En cela Diderot pense comme Rousseau que l'homme à l'état naturel est bon, et que la société le pervertit. Une perversion qui guette maintenant Otahiti. Et même A et B n'osent pas remettre en question cet état d'esprit, puisqu'ils affirment qu’il ne faut pas enfreindre la loi de peur que d'autres en enfreignent les bonnes. Ils sont donc condamnés à ne jamais être libres, puisque si personne ne se rebelle, le préjugé continue de régner.
On a pu constater en quoi nous pouvions désespérer, peut-être est-il temps de voir en quoi il faut maintenant espérer, en sachant quel carburant peut alimenter cet espoir.
II- L’espoir et la Lumière :
- Les brillants amis de la Nature :
On peut aussi défendre l'idée que le monde sauvage peut être sauvé grâce à A et B : en effet ceux-ci, dès la critique du Voyage de Bougainville, se font les défenseurs d'idées qui pour nombre de leurs contemporains sont parfaitement saugrenues, pour ne pas dire ignobles. Prenons l'exemple du cannibalisme, idée inconcevable dans un esprit du monde dit civilisé : A prétend qu'il a existé une époque "très naturelle de l'anthropophagie". A défend aussi l'idée que les indigènes de l'île des Lanciers mangent leurs congénères décédés, non par goût de l'abomination, mais par une nécessité propre au contexte de leur existence. Il rejoint en cela Montaigne dans ses Essais lorsqu'il défendait l'humanité des cannibales en critiquant les Européens qui traitent de sauvages des gens qui finalement le sont peut-être moins qu'eux.

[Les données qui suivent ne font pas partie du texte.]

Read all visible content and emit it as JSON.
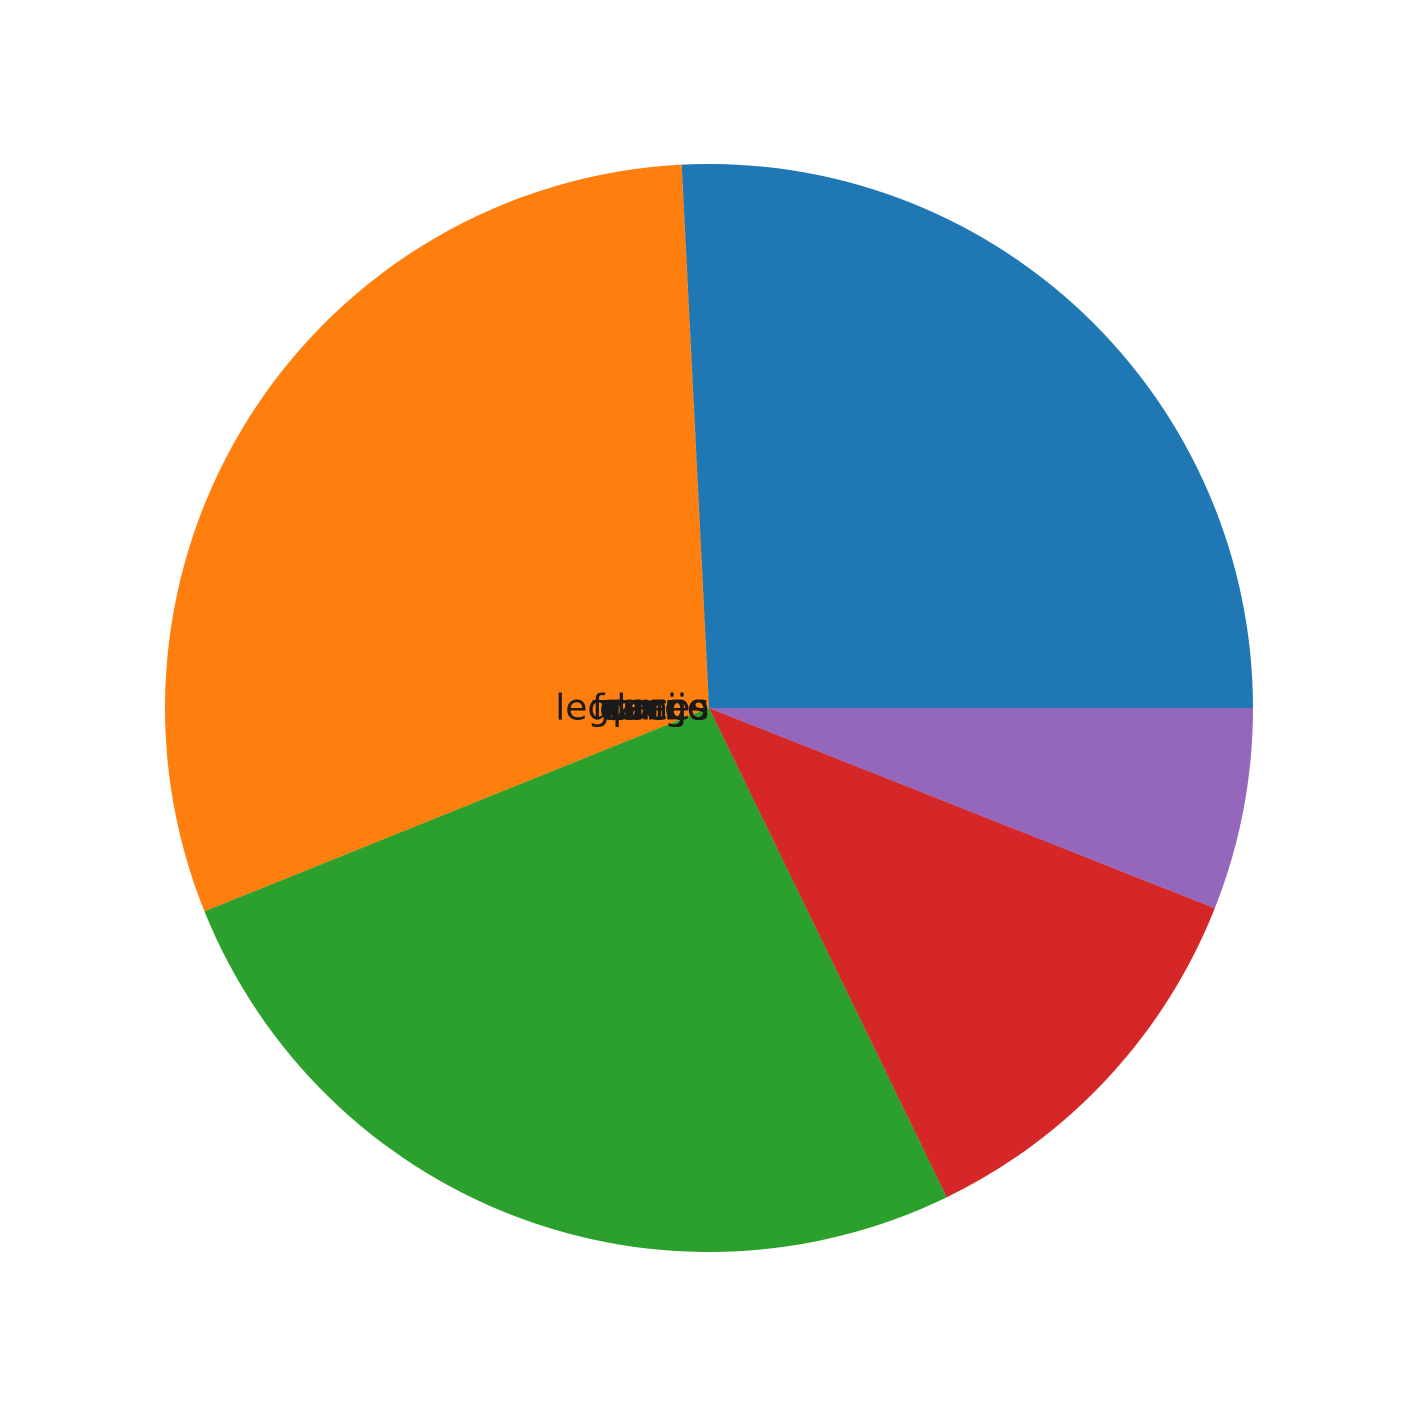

On est donc en présence d'un individu certes fictif, A, mais qui néanmoins incarne un homme cherchant à connaître la réalité de la Nature, et va la défendre. Pourtant A n'est pas Otahitiens, mais bien un Européen : il est resté un raisonnable parmi les Européens, pas assez perverti pour ne pas condamner les nombreuses "lois insensées". B, comparable à A, va ensuite dresser la liste des institutions et principes que les Européens s'imposent et qui sont autant d'instruments d’oppression : " mœurs et usages", "lois civiles », vue politique des souverains", "institutions religieuses". A et B font un constat unanime : " Combien nous sommes loin de la nature et du bonheur ! «, et la Nature elle-même offrirait un bienfait considérable : " Combien de vices et d'erreurs épargnés à l’homme ! " Vient aussi l'idée rousseauiste que l'Homme a été perverti par le temps : "Il existait un homme naturel ; on a introduit au-dedans de cet homme un homme artificiel." Et cet homme créé de toutes pièces affronte ce qu'il y a de naturel en nous, et il n'est pas toujours vainqueur.

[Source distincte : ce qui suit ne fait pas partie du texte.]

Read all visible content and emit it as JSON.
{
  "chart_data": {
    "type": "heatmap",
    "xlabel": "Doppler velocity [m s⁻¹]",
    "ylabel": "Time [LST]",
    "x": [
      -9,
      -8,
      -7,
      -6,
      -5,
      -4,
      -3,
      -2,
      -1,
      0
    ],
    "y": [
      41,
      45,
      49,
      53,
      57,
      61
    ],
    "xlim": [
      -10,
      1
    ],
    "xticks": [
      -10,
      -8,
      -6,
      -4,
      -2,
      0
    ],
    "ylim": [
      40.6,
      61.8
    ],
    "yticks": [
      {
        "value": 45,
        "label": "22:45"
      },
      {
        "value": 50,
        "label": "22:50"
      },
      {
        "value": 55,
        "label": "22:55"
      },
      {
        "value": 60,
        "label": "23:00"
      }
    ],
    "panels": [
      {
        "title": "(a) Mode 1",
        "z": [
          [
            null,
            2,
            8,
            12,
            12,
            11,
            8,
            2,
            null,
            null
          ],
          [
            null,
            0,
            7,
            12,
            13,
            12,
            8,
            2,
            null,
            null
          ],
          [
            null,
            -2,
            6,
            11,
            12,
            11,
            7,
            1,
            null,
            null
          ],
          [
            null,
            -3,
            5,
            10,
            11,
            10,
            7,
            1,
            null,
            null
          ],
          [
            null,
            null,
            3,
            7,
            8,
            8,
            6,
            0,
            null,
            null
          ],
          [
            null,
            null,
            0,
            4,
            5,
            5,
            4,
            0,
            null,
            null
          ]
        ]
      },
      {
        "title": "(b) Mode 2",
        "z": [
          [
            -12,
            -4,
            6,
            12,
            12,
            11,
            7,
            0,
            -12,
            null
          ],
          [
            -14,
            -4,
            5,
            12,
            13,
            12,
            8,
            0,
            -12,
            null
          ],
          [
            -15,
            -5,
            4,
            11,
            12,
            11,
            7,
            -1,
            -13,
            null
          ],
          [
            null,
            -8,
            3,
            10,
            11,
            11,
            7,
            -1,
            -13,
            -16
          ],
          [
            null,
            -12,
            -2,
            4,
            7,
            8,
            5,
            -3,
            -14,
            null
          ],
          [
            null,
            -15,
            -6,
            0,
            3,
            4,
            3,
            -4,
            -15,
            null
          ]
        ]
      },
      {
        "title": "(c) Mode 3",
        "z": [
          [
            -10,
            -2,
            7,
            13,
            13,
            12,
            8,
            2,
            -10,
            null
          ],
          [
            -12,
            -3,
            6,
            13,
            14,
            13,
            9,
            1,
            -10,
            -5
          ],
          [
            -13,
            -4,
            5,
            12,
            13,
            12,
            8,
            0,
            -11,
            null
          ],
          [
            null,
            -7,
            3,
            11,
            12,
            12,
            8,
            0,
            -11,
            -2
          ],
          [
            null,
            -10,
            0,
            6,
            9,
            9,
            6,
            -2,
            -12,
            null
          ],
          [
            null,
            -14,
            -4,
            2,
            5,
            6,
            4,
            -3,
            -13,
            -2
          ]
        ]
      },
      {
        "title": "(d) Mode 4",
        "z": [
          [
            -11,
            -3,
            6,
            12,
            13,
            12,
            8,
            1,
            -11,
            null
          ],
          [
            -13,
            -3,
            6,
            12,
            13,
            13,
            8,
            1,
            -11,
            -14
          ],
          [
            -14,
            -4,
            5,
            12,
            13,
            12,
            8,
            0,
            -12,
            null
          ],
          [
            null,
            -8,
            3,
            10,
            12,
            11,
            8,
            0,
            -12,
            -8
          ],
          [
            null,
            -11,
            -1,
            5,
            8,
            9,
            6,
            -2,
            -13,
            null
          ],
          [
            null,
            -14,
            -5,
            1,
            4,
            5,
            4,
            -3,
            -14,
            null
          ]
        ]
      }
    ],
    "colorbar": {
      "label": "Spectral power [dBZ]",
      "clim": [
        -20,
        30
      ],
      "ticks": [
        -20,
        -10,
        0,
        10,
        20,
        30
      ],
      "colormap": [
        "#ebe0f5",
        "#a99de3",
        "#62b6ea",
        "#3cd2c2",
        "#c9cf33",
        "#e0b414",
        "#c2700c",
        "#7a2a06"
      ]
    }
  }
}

Peut-on considérer que le monde sauvage est mort à jamais avec de pareils défenseurs qu'A et B, qui incarnent symboliquement le courant des Lumières ? D'autant que ceux-ci partagent un autre constat, qui est que l'Homme pourrait redevenir "naturel" s'il revient "à sa première simplicité", autrement dit, le monde sauvage a peut-être un avenir, parce que celui qui le peuple, l'homme sauvage si l'on peut dire, est inné en nous. La nature ne peut mourir qu'avec l'Homme, l'artifice lui a été créée par lui, et peut donc être détruit par lui. Diderot compare deux sociétés composées d'êtres humains, où l'une est nettement plus artificielle que l’autre : ainsi l'artifice est dépendant de la société qu'il connaît, alors que la nature est commune aux deux sociétés. Il serait donc plus difficile pour l'artifice de survivre qu'à la Nature de quitter l'Homme. Ainsi, le monde sauvage n'est pas mort parce que l'Homme a quelque chose du monde sauvage en lui, et qui toujours se rappelle à son bon souvenir, comme le fait comprendre Diderot.

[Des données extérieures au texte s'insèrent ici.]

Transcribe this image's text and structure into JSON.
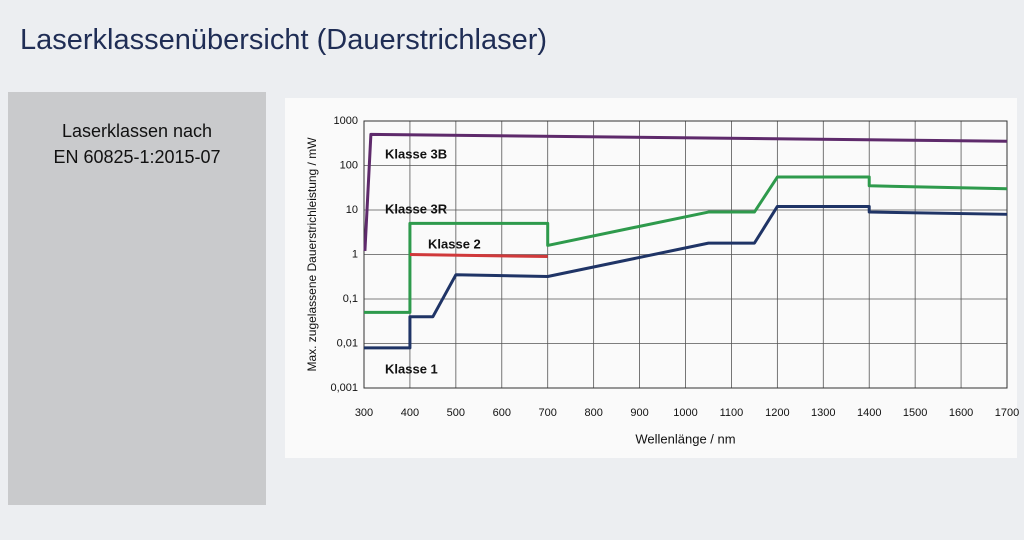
{
  "page_title": "Laserklassenübersicht (Dauerstrichlaser)",
  "side_box": {
    "text": [
      "Laserklassen nach",
      "EN 60825-1:2015-07"
    ]
  },
  "chart_data": {
    "type": "line",
    "xlabel": "Wellenlänge / nm",
    "ylabel": "Max. zugelassene Dauerstrichleistung / mW",
    "xlim": [
      300,
      1700
    ],
    "xticks": [
      300,
      400,
      500,
      600,
      700,
      800,
      900,
      1000,
      1100,
      1200,
      1300,
      1400,
      1500,
      1600,
      1700
    ],
    "ylim": [
      0.001,
      1000
    ],
    "yticks": [
      {
        "value": 0.001,
        "label": "0,001"
      },
      {
        "value": 0.01,
        "label": "0,01"
      },
      {
        "value": 0.1,
        "label": "0,1"
      },
      1,
      10,
      100,
      1000
    ],
    "log_y": true,
    "grid": true,
    "series": [
      {
        "name": "Klasse 3B",
        "color": "#5e2a6b",
        "x": [
          302,
          315,
          1700
        ],
        "values": [
          1.2,
          500,
          350
        ]
      },
      {
        "name": "Klasse 3R",
        "color": "#2e9a4c",
        "x": [
          300,
          400,
          400,
          700,
          700,
          1050,
          1150,
          1200,
          1400,
          1400,
          1700
        ],
        "values": [
          0.05,
          0.05,
          5,
          5,
          1.6,
          9,
          9,
          55,
          55,
          35,
          30
        ]
      },
      {
        "name": "Klasse 2",
        "color": "#d0393b",
        "x": [
          400,
          700
        ],
        "values": [
          1,
          0.9
        ]
      },
      {
        "name": "Klasse 1",
        "color": "#1f3466",
        "x": [
          300,
          400,
          400,
          450,
          500,
          700,
          1050,
          1150,
          1200,
          1400,
          1400,
          1700
        ],
        "values": [
          0.008,
          0.008,
          0.04,
          0.04,
          0.35,
          0.32,
          1.8,
          1.8,
          12,
          12,
          9,
          8
        ]
      }
    ]
  }
}
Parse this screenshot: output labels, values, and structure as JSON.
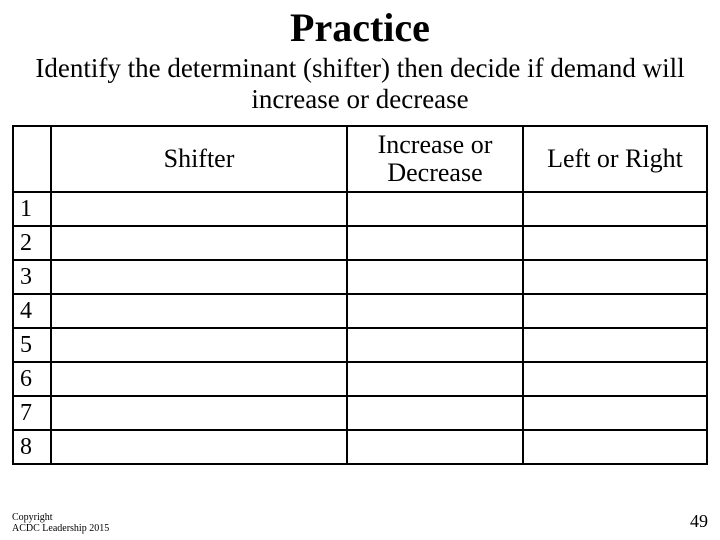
{
  "title": "Practice",
  "subtitle": "Identify the determinant (shifter) then decide if demand will increase or decrease",
  "table": {
    "headers": {
      "blank": "",
      "shifter": "Shifter",
      "inc_dec": "Increase or Decrease",
      "left_right": "Left or Right"
    },
    "rows": [
      {
        "num": "1",
        "shifter": "",
        "inc_dec": "",
        "left_right": ""
      },
      {
        "num": "2",
        "shifter": "",
        "inc_dec": "",
        "left_right": ""
      },
      {
        "num": "3",
        "shifter": "",
        "inc_dec": "",
        "left_right": ""
      },
      {
        "num": "4",
        "shifter": "",
        "inc_dec": "",
        "left_right": ""
      },
      {
        "num": "5",
        "shifter": "",
        "inc_dec": "",
        "left_right": ""
      },
      {
        "num": "6",
        "shifter": "",
        "inc_dec": "",
        "left_right": ""
      },
      {
        "num": "7",
        "shifter": "",
        "inc_dec": "",
        "left_right": ""
      },
      {
        "num": "8",
        "shifter": "",
        "inc_dec": "",
        "left_right": ""
      }
    ]
  },
  "footer": {
    "line1": "Copyright",
    "line2": "ACDC Leadership 2015"
  },
  "page_number": "49",
  "colors": {
    "background": "#ffffff",
    "text": "#000000",
    "border": "#000000"
  }
}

B-Le non-pêcheur repenti :
On peut faire une critique à la précédente analyse assez simple : elle est purement intellectuelle. Elle n'est qu'une réflexion théorique entre deux individus n'étant n'ayant pas été au contact de Tahiti, n'ayant que lu le Voyage de Bougainville. Infiniment plus intéressante et pertinente serait l'expérience de l'Européen ayant connu les Otahitiens, et ayant goûté à cette Nature à l'état pure inconnue (et perdue) en Europe. C'est précisément le rôle que Diderot fait jouer à l'aumônier.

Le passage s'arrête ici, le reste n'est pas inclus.